So, in my (perhaps ill-advised) attempt to make my body hurt less, I’ve decided to try some chakra work. Given that I’m not working with any energy experts on this, I’m not sure how well this will work out. This is the journaling section of the chakra work, and I found some prompts that I’ll be working off of, so bear with me.
I deserve to have… a place to live where I don’t have to walk on eggshells around anyone… food that promotes and supports my health… Clothes that fit well and don’t have holes or stains… clean drinking water…
Do I deserve to have love? Sometimes I’m not sure. My head knows that it’s important, but my heart is harder to convince.
I’m tempted to add single-payer health care to this list…
I am afraid of:
- Losing my job / being yelled at / Can I even do anything right? / failure
- Small spaces / tight clothing / not being able to breathe
- Confrontations / yelling / anger / angry men / physical violence / authority figures (police?)
- Having more regrets / not being happy
Prosperity means … (a.k.a. I’ll know I’ve ‘made it’ when…)
- I have bedding sets that match my bed / I don’t have to cut down a set of sheets to fit my bed because they were free / I can get a memory foam mattress pad / my blankets are the appropriate size for my bed
- I can take my nieces on trips / I don’t have to worry about ticket prices to events / I can travel
- A house on/near the beach
- Living in such a way that I can wear historical costumes every day
- I can get a car that I actually like (I’ve wanted a hybrid for about a decade so far)
- Not stressing about paying bills every month.
How do you feel about your body? Woof, that’s a loaded question.
I like my hourglass figure, how my waist is actually really small compared to my hips & shoulders. I like that I can support a strong muscular system. I love having blue eyes and long blond hair. I have great night vision.
I don’t like how hard it is to lose weight/inches. I don’t like how much pain I’ve been in recently, and how sitting can make it way worse. I don’t appreciate not being able to wear heels, and I certainly don’t like that I’m addicted to sugar.
I guess my body is okay? I certainly feel better about living in this body than I did when I was younger, and I’m more accepting of parts of my body than I used to be. Which is weird, considering that my health has declined and I’ve had to wear bigger sizes. I think part of that has been the realization that a lot of modern styles of clothing aren’t designed for people with curves / my body type, but I have the power / skills to make myself clothes that will work with what I have; Victorian styles are all designed to give the illusion of a small waist. I already got that. Now how can I rock it?

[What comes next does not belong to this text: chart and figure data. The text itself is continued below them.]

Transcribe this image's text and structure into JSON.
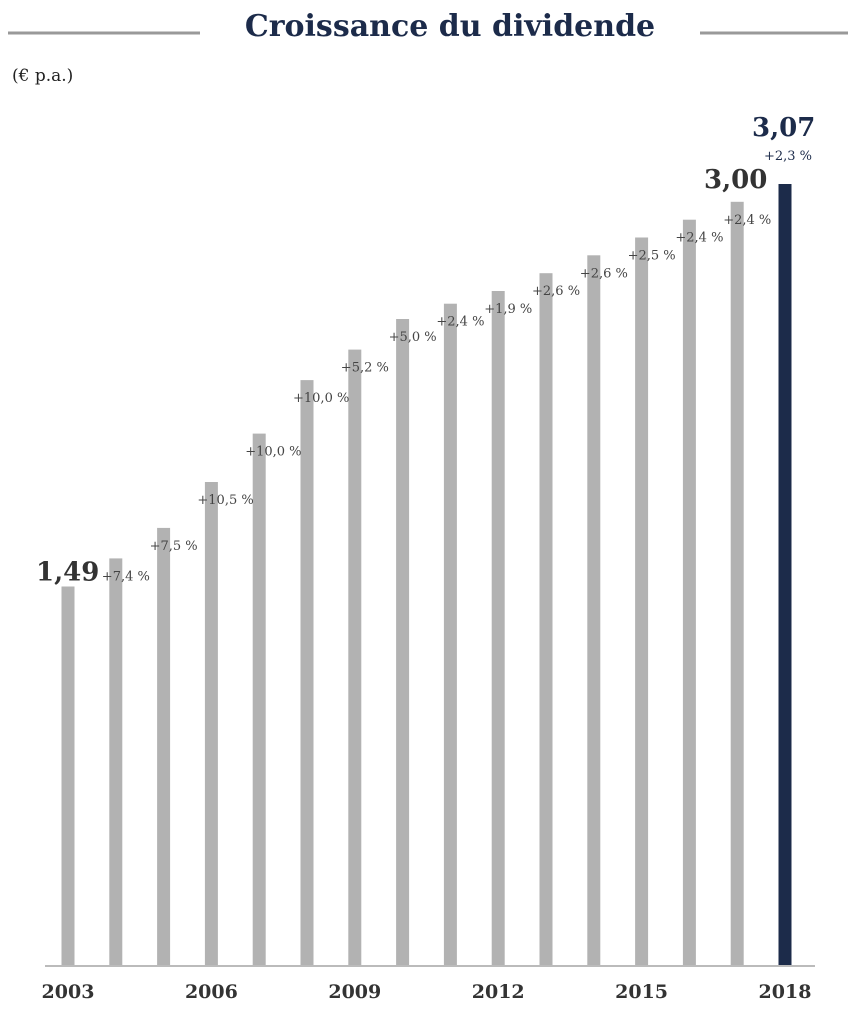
{
  "chart_data": {
    "type": "bar",
    "title": "Croissance du dividende",
    "unit_label": "(€ p.a.)",
    "categories": [
      "2003",
      "2004",
      "2005",
      "2006",
      "2007",
      "2008",
      "2009",
      "2010",
      "2011",
      "2012",
      "2013",
      "2014",
      "2015",
      "2016",
      "2017",
      "2018"
    ],
    "tick_labels": [
      "2003",
      "2006",
      "2009",
      "2012",
      "2015",
      "2018"
    ],
    "values": [
      1.49,
      1.6,
      1.72,
      1.9,
      2.09,
      2.3,
      2.42,
      2.54,
      2.6,
      2.65,
      2.72,
      2.79,
      2.86,
      2.93,
      3.0,
      3.07
    ],
    "growth_labels": [
      "",
      "+7,4 %",
      "+7,5 %",
      "+10,5 %",
      "+10,0 %",
      "+10,0 %",
      "+5,2 %",
      "+5,0 %",
      "+2,4 %",
      "+1,9 %",
      "+2,6 %",
      "+2,6 %",
      "+2,5 %",
      "+2,4 %",
      "+2,4 %",
      "+2,3 %"
    ],
    "value_labels": [
      {
        "index": 0,
        "text": "1,49"
      },
      {
        "index": 14,
        "text": "3,00"
      },
      {
        "index": 15,
        "text": "3,07"
      }
    ],
    "ylim": [
      0,
      3.07
    ],
    "grid": false,
    "colors": {
      "bar": "#b2b2b2",
      "highlight": "#1c2b4a",
      "title": "#1c2b4a",
      "rule": "#999999"
    }
  }
}
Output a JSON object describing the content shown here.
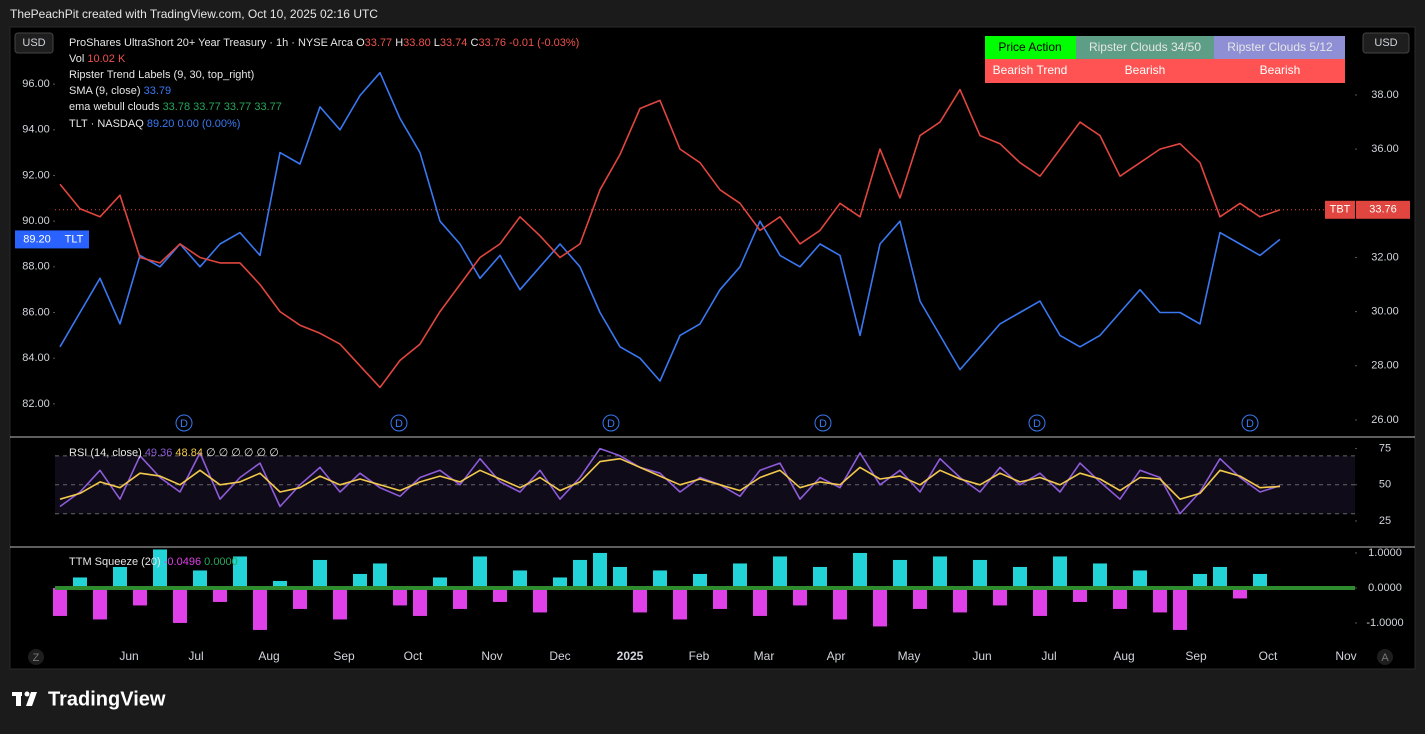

“Are there belief patterns that still influence your thinking but are no longer valid?” Um… I’m not sure how to answer that. If I flip it around: Do I hold beliefs that are no longer valid, but still influence my thoughts/actions/feelings?
Sometimes I wonder if I’m hard to love; I know there was a time where I felt that all I was good for was sex. (I didn’t know my ex-boyfriend was an abusive narcissist at the time, and it took me awhile to see that he really messed me up.) I now know that this isn’t true, but it still sometimes comes up in my thoughts.
What would my 10-year-old self tell me today? Assuming that my past self took her nose out of a book and was brave enough to talk to me…
I hope that my younger self would tell me about how bad things were at home. How responsible she was trying to be. How afraid she was sometimes. (That last one just made me cry a bit.)
I hope that my younger self would tell me about what our older cousin did, back in the hay barn. She would show me the kitten we adopted from a farm cat’s litter and named Holly. (And holy shit, I’m making myself cry now.)